岡部幸雄騎手(56)の現役引退が9日、濃厚となった。10日に記者会見し発表する見込み。
http://www.nikkansports.com/ns/horseracing/f-hr-tp0-050309-0011.html

何年か前には「日曜最終レースの岡部は人気でも外し。その時間にはもう追う力も残ってないから。」などと言っていた人がいたけど、とうとう来るべきときが来たのかなぁって感じです。私にとっては最後の昭和のジョッキーで、同世代の柴田政人武邦彦そして福永洋一らと築いた時代を守ってきた最後の番人・職人・名人といった印象です。彼は調教師になることを目標とせず、早くから海外へ目を向けた日本最初の国際派ジョッキーでした。馬に対する評価も大体が「まあまあだね」「まだまだだね」が多く、本当に表情の変わらないインタビューがあり、そのくせマテリアル号の復活レースでは派手なガッツポーズを出したりもした。
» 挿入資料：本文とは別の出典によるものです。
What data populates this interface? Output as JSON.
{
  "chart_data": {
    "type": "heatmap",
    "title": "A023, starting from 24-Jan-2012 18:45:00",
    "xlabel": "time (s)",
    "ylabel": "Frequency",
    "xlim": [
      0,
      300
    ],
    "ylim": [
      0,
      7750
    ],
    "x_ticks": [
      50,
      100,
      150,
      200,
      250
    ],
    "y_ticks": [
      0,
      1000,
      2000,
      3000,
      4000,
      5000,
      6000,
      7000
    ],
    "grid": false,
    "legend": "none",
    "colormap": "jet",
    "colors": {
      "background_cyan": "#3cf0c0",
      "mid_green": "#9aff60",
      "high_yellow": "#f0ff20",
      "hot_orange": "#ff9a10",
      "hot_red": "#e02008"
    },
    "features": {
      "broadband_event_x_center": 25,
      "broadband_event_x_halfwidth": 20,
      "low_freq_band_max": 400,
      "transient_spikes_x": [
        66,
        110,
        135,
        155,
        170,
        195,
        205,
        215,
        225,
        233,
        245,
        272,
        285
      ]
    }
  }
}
(そのマテリアルがゴール直後に故障・予後不良になったことで、彼は以降、ガッツポーズをとらなくなったのだが・・・)
彼はシンボリルドルフに競馬の何たるかを教え、そして巨大な重圧と戦う方法を教えてもらったはずだ。また、彼は名手と言われ続けた。それは奇抜な騎乗法をとらないスタイルと、理路整然とした騎乗理論によるものだが、どれだけ勝っても「天才」とは呼ばれなかった。

何故なのか。

それは彼にとっての「天才」とは福永洋一であり、それ以外の者でないことを昭和のファンが知っていたからだ。15期生の華は福永にあった。彼が現役である限り「名手」は「天才」になることはなく、「天才」が不運にもターフを去ったのちもそれは変わらなかった。
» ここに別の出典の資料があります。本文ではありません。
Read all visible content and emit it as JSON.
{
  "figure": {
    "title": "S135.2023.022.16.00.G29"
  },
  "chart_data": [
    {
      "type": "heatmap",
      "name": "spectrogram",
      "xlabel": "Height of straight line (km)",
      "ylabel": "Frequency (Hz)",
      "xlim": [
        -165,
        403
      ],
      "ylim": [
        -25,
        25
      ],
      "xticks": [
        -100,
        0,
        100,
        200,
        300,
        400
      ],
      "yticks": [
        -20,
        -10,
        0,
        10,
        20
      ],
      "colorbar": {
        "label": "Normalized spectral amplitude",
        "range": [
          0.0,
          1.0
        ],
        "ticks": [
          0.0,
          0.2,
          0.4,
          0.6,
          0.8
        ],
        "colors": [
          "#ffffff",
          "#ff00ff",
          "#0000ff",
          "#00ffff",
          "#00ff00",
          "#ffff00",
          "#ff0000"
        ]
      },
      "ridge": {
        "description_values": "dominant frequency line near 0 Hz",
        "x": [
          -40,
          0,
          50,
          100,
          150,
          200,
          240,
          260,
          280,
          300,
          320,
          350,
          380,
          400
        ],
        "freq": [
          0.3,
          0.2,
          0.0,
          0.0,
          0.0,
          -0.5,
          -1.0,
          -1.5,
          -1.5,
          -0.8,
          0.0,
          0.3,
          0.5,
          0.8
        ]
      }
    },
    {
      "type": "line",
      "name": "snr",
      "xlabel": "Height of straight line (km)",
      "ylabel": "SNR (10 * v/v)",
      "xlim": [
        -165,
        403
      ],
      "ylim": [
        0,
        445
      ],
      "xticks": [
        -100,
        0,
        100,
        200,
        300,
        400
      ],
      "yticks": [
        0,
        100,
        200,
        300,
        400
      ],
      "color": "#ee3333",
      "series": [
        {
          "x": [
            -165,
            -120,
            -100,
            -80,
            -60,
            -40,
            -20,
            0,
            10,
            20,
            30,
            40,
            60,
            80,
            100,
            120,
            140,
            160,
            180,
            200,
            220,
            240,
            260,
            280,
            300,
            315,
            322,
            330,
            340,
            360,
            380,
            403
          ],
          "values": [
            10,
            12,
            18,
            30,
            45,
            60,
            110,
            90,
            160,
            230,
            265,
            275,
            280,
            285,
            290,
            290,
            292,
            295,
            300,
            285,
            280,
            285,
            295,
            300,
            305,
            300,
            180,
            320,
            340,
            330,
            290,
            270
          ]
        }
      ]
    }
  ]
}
1987年に福永の年間最多勝記録を岡部が抜いたとき彼は何を思ったか。「天才」に並んだと思ったか。それともまだ彼の前には「天才」の背中があったのだろうか。

今、彼はステッキを置こうとしている。彼は追い続けた背中に並んだのだろうか、追い抜いたのだろうか。それとも、いまだに・・・。

現役であることにこだわり、それを貫いた名手が築いたものは大きく、大きな輝きがある。彼自身にとってはもっと大きな恒星があるのかもしれない。いまやその恒星は目に入らないのかもしれない。ただ私は岡部幸雄という恒星に魅せられた一人であり、今までも、そしてこれからも「名手」といわれれば彼の名前を思い出すのであろう。